Protokol kesehatan yang baru untuk pendakian gunung itu meliputi hal-hal teknis mulai dari persiapan sebelum hingga selesai pendakian termasuk bagaimana memilih peralatan.
- Zodiak Yanuarita
- Selasa, 12 Mei 2020 - 14:59 WIB
WowKeren - Pandemi corona (COVID-19) telah membuat sektor pariwisata RI babak belur. Berbagai aktivitas luar ruangan sebisa mungkin tidak dilakukan jika memang tidak terpaksa.
Tempat wisata pun menjadi sepi. Tak terkecuali aktivitas pendakian yang juga ditutup demi menekan penyebaran virus corona. Namun meski demikian, pemandu gunung yang tergabung dalam Asosiasi Pemandu Gunung Indonesia (APGI) telah bersiap membuka kembali setelah pandemi ini berakhir.
Tentu saja, ketika wisata pendakian dibuka kembali tidak akan sama seperti sebelumnya. Sekretaris Jenderal APGI Rahman Mukhlis menyatakan jika pihaknya akan menyiapkan sejumlah prosedur yang lebih ketat bagi para pendaki yang hendak melakukan aktivitas ini usai pandemi mereda. Pembukaan kembali aktivitas luar ruangan diperkirakan akan dilakukan pada Juli mendatang.

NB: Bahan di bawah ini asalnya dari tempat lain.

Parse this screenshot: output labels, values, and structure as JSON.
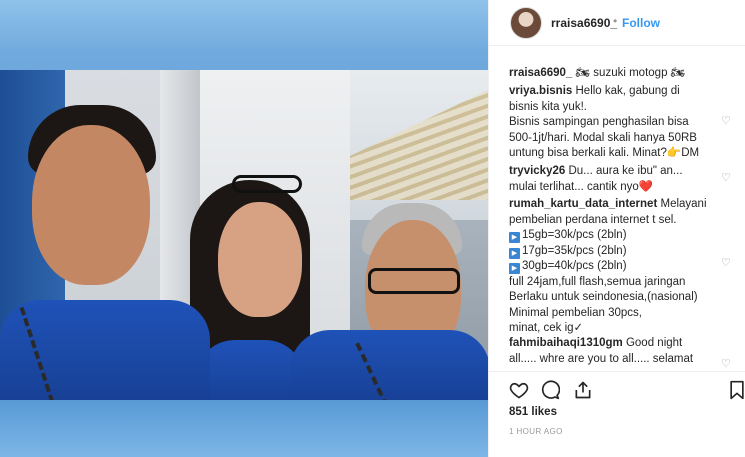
{
  "post": {
    "username": "rraisa6690_",
    "separator": "•",
    "follow_label": "Follow",
    "caption_text": "🏍 suzuki motogp 🏍",
    "likes": "851 likes",
    "timestamp": "1 HOUR AGO"
  },
  "comments": [
    {
      "user": "vriya.bisnis",
      "lines": [
        "Hello kak, gabung di",
        "bisnis kita yuk!.",
        "Bisnis sampingan penghasilan bisa",
        "500-1jt/hari. Modal skali hanya 50RB",
        "untung bisa berkali kali. Minat?👉DM"
      ]
    },
    {
      "user": "tryvicky26",
      "lines": [
        "Du... aura ke ibu\" an...",
        "mulai terlihat... cantik nyo❤️"
      ]
    },
    {
      "user": "rumah_kartu_data_internet",
      "lines": [
        "Melayani",
        "pembelian perdana internet t sel.",
        "15gb=30k/pcs (2bln)",
        "17gb=35k/pcs (2bln)",
        "30gb=40k/pcs (2bln)",
        "full 24jam,full flash,semua jaringan",
        "Berlaku untuk seindonesia,(nasional)",
        "Minimal pembelian 30pcs,",
        "minat, cek ig✓"
      ]
    },
    {
      "user": "fahmibaihaqi1310gm",
      "lines": [
        "Good night",
        "all..... whre are you to all..... selamat"
      ]
    }
  ],
  "icons": {
    "like": "heart-outline-icon",
    "comment": "speech-bubble-icon",
    "share": "share-upload-icon",
    "save": "bookmark-icon"
  },
  "colors": {
    "link": "#3897f0",
    "text": "#262626",
    "muted": "#999999",
    "media_bg": "#5a9bd6"
  }
}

"Pasti akan ada penyesuaian, karena ini pandemi masih berlangsung di Indonesia. Sementara perkiraan pemerintah, aktivitas outdoor itu baru bisa dimulai Juli," kata Rahman dilansir KompasTravel, Selasa (12/5). "Pasti dari segi kesehatan ada hal-hal yang harus diikuti, protokol kesehatan naik gunung akan lebih ketat."
Adapun protokol kesehatan yang baru untuk pendakian gunung itu meliputi hal-hal teknis mulai dari persiapan sebelum pendakian hingga selesai. Tak terkecuali bagaimana memilih peralatan.
"Jadi prosedurnya itu tengah kita siapkan mulai dari proses persiapan pendaki di rumah itu bagaimana, terus pemilihan peralatan pendakian," kata Rahman. "Termasuk juga pemeliharaan kesehatan, transportasi, sampai pada cara pendakian, berkemah, dan turun pendakian."
Saat ini, aturan tersebut tengah disusun drafnya. Ia menargetkan jika Juni SOP tersebut bisa segera dipublikasikan. "Itu semua sudah di tahap draft. Target kami Juni bisa di-publish ke masyarakat," lanjutnya.
Salah satu protokol kesehatan yang harus diterapkan oleh para pendaki nantinya adalah pemakaian masker dan membawa hand sanitizer. "Itu salah satunya, karena kita buat new protokoler ini menyesuaikan dengan aturan yang ada di BNPB dan oleh tim Gugus Tugas Percepatan Penanganan COVID-19," kata Rahman.